I'd probably be interested in buying some from you, PM me with price for 20, cash waiting


----------



## andie (Sep 23, 2007)

macro junkie said:


> alot have died..i would say half!..but yer il have some for sale soon..


Are they dieing due to cannibalism scott or just dieing, im only asking because ive also lost probably about a 1/3 of my Congo nymphs and i have not seen one being eaten by another, There is a constant supply of food for them but they are thinning out big time but i think this is fairly common with such big hatches.
A lot will be going out next week, but its always a worrying time when you have orders for them.. good luck with them m8.


----------



## macro junkie (Oct 27, 2007)




----------



## macro junkie (Oct 27, 2007)

andie said:


> Are they dieing due to cannibalism scott or just dieing, im only asking because ive also lost probably about a 1/3 of my Congo nymphs and i have not seen one being eaten by another, There is a constant supply of food for them but they are thinning out big time but i think this is fairly common with such big hatches.
> A lot will be going out next week, but its always a worrying time when you have orders for them.. good luck with them m8.

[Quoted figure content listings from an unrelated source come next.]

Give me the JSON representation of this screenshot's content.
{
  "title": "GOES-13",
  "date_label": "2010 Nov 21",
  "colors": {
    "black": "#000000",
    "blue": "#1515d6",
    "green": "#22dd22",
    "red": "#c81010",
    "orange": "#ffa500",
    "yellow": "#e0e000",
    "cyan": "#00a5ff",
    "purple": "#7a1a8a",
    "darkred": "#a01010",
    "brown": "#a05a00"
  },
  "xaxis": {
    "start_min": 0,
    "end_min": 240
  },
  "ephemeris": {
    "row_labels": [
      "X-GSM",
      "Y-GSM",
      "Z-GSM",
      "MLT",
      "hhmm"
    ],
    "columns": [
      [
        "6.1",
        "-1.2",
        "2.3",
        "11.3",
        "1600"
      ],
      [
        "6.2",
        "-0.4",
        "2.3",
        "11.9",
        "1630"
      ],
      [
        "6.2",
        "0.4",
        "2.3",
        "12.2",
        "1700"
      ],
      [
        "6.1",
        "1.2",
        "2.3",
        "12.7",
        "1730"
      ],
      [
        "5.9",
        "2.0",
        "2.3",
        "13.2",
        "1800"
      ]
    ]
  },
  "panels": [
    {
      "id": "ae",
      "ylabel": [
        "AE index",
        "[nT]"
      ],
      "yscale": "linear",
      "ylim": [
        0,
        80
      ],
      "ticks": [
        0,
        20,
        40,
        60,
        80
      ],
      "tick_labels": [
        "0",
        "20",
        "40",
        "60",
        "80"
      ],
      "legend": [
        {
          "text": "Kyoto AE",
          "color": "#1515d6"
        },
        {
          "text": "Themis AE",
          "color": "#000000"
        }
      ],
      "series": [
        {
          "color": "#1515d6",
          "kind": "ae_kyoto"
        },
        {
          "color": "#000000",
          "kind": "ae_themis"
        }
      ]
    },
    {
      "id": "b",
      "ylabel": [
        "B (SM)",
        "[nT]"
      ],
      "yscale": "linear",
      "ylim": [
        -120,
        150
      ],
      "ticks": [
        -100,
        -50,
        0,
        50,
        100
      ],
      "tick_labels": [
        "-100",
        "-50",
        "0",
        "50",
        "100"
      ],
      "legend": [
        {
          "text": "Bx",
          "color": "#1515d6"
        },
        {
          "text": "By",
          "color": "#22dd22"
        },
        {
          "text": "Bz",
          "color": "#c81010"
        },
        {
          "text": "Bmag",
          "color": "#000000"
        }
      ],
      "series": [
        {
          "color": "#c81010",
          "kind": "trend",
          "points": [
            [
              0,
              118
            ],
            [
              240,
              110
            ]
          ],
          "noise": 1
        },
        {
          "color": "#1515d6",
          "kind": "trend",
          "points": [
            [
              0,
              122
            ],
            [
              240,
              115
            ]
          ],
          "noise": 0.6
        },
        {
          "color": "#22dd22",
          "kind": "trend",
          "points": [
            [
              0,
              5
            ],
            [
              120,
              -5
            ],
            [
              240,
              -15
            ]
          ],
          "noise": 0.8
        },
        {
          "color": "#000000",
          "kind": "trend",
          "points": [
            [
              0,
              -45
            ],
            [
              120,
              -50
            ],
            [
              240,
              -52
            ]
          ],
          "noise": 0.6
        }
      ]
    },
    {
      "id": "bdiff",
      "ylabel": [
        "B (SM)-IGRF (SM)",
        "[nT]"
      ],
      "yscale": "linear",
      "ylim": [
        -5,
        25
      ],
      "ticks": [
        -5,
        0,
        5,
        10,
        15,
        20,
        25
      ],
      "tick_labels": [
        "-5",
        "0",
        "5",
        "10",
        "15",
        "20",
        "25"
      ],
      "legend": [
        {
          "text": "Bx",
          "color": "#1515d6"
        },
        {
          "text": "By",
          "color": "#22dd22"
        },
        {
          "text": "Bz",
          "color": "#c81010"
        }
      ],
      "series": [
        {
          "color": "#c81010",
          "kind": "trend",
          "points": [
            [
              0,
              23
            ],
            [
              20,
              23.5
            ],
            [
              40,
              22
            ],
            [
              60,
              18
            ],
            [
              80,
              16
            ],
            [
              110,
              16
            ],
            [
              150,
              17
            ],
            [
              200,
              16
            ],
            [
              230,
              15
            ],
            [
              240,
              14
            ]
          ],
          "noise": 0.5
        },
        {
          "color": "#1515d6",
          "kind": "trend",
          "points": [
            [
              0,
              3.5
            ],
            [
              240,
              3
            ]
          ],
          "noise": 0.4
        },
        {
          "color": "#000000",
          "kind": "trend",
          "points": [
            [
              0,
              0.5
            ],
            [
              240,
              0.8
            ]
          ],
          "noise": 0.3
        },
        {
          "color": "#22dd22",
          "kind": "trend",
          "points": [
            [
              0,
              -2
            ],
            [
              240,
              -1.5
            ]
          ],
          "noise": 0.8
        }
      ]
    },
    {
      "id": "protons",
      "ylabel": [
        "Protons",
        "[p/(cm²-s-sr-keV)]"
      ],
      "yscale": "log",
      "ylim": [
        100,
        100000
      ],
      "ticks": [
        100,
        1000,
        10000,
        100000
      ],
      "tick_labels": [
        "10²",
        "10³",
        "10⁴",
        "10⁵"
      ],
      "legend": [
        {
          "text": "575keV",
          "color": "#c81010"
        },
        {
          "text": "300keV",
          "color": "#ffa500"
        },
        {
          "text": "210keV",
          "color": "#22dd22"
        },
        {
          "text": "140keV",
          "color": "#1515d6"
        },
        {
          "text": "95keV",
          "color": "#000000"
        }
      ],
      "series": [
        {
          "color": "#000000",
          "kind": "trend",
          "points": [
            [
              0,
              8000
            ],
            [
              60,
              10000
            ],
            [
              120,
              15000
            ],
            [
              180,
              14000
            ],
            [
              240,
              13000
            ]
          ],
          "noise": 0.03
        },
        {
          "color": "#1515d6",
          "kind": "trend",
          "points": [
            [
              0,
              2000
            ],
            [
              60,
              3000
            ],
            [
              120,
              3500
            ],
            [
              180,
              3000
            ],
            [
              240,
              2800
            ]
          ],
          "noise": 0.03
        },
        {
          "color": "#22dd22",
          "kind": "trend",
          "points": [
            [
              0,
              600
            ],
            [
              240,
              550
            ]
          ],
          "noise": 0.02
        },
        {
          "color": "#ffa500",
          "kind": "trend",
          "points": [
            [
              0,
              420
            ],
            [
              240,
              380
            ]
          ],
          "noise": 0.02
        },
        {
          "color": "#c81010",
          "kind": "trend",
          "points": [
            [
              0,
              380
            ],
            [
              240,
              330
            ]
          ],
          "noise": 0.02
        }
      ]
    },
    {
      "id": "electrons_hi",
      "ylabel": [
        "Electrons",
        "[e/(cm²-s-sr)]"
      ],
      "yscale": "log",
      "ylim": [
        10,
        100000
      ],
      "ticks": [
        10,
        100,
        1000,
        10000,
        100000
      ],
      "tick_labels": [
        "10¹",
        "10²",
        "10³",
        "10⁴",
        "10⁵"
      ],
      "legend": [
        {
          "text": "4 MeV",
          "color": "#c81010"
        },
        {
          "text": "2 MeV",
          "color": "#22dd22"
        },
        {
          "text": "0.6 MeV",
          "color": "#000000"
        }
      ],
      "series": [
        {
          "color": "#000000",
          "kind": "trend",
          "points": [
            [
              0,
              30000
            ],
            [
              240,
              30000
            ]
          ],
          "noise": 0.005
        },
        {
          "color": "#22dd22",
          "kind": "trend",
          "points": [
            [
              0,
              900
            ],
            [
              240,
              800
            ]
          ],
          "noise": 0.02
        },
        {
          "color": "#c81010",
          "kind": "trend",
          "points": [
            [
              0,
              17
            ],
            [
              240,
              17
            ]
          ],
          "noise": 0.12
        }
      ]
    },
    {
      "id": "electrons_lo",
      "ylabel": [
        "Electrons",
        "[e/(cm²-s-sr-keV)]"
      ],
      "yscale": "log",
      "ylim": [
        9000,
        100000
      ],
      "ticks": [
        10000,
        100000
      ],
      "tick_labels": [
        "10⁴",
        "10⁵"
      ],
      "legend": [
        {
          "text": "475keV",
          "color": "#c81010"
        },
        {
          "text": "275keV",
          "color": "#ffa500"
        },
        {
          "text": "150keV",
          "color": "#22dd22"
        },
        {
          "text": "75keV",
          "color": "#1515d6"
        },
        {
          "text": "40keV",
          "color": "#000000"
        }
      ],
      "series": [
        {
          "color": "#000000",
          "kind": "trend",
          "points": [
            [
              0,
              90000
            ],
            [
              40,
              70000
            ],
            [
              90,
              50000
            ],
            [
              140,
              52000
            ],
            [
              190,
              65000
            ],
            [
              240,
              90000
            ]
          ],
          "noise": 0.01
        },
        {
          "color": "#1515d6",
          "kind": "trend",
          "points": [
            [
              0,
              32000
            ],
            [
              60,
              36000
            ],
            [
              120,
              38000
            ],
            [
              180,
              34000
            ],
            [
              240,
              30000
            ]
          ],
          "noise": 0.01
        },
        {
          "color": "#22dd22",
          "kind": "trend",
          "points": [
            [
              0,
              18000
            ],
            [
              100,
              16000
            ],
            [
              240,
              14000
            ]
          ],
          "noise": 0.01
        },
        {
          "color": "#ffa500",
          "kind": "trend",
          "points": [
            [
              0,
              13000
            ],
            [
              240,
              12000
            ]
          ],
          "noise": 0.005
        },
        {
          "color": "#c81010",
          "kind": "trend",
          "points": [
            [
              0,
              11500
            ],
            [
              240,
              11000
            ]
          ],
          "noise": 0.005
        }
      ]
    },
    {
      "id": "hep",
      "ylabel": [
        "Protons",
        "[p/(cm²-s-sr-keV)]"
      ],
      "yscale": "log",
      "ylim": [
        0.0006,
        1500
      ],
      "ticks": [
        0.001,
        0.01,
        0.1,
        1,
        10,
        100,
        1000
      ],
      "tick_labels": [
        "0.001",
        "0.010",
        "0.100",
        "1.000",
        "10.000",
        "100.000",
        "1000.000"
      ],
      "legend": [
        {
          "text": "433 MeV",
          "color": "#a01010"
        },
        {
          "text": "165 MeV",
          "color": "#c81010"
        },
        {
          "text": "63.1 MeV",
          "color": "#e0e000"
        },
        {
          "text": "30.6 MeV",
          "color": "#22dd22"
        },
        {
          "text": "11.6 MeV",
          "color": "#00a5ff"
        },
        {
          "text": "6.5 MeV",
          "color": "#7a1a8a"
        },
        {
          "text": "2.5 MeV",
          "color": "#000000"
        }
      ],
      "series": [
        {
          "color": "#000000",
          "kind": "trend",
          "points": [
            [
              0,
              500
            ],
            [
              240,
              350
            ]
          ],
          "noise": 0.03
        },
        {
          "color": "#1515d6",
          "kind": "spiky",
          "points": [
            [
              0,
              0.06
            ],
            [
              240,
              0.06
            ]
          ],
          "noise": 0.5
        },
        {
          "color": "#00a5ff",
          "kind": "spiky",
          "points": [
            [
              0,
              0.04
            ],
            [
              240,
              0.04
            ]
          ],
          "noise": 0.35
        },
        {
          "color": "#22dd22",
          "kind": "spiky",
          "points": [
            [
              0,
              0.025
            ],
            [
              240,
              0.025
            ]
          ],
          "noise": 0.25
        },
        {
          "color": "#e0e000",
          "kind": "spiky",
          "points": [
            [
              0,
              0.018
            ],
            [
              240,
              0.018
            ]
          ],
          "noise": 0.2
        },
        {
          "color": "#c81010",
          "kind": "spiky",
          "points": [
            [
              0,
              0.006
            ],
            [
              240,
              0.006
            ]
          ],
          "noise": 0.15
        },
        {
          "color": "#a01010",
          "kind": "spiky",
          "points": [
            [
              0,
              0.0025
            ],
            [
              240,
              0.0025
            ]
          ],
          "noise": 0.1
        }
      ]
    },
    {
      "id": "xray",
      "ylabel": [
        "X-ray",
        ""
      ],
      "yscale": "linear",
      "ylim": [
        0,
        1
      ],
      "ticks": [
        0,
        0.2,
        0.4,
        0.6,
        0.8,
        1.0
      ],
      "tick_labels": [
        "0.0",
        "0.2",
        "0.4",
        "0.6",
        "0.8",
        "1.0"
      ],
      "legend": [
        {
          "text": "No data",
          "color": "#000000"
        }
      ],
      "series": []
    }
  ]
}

 Hi andie.sorry i must of missed this post..None where due to cannibalism.They just dropped dead..1 day i had 300..2 weeks later i have 100 left and aload of dead mantids in the corner of the cage.a few weeks have gone by..they have all shed to 2nd instar now and your be surprised to hear i have about 40 left.2 ooths hatched..very big hatching rate..maybe 200 per ooth..but now i only have 40 left..LOL.iv separated most of them..the ones left in the cage are the ones im going to sale soon as they shed to 3rd instar (3£ each)


----------



## macro junkie (Oct 27, 2007)

24 days from hatching they have all shed to 2nd instar.some have shed to 3rd instar..iv had lots die for no reason..im left with about 40.

1st instar 



















update..2nd instar



















if u look closley on this image u can see the nympths jaw and teeth.pretty cool i thought


----------



## macro junkie (Oct 27, 2007)

Adult female


----------



## NXSmiggy (Oct 29, 2008)

ill take a few from you scott when your ready to let them go bud , im paid on the 28th so should be good timing by the sounds of it.

out of curiosity what are you keeping them in?

the grown on one's i mean


----------



## macro junkie (Oct 27, 2007)

NXSmiggy said:


> ill take a few from you scott when your ready to let them go bud , im paid on the 28th so should be good timing by the sounds of it.
> 
> out of curiosity what are you keeping them in?
> 
> the grown on one's i mean


 i only have 1 adult female i keep in a 1ftx1ft net cage.you could also keep it in a sweetie jar.nympths are ready to sale when ever u want them..there all 3rd star pretty much now.3£ each or 4 for 10£.


----------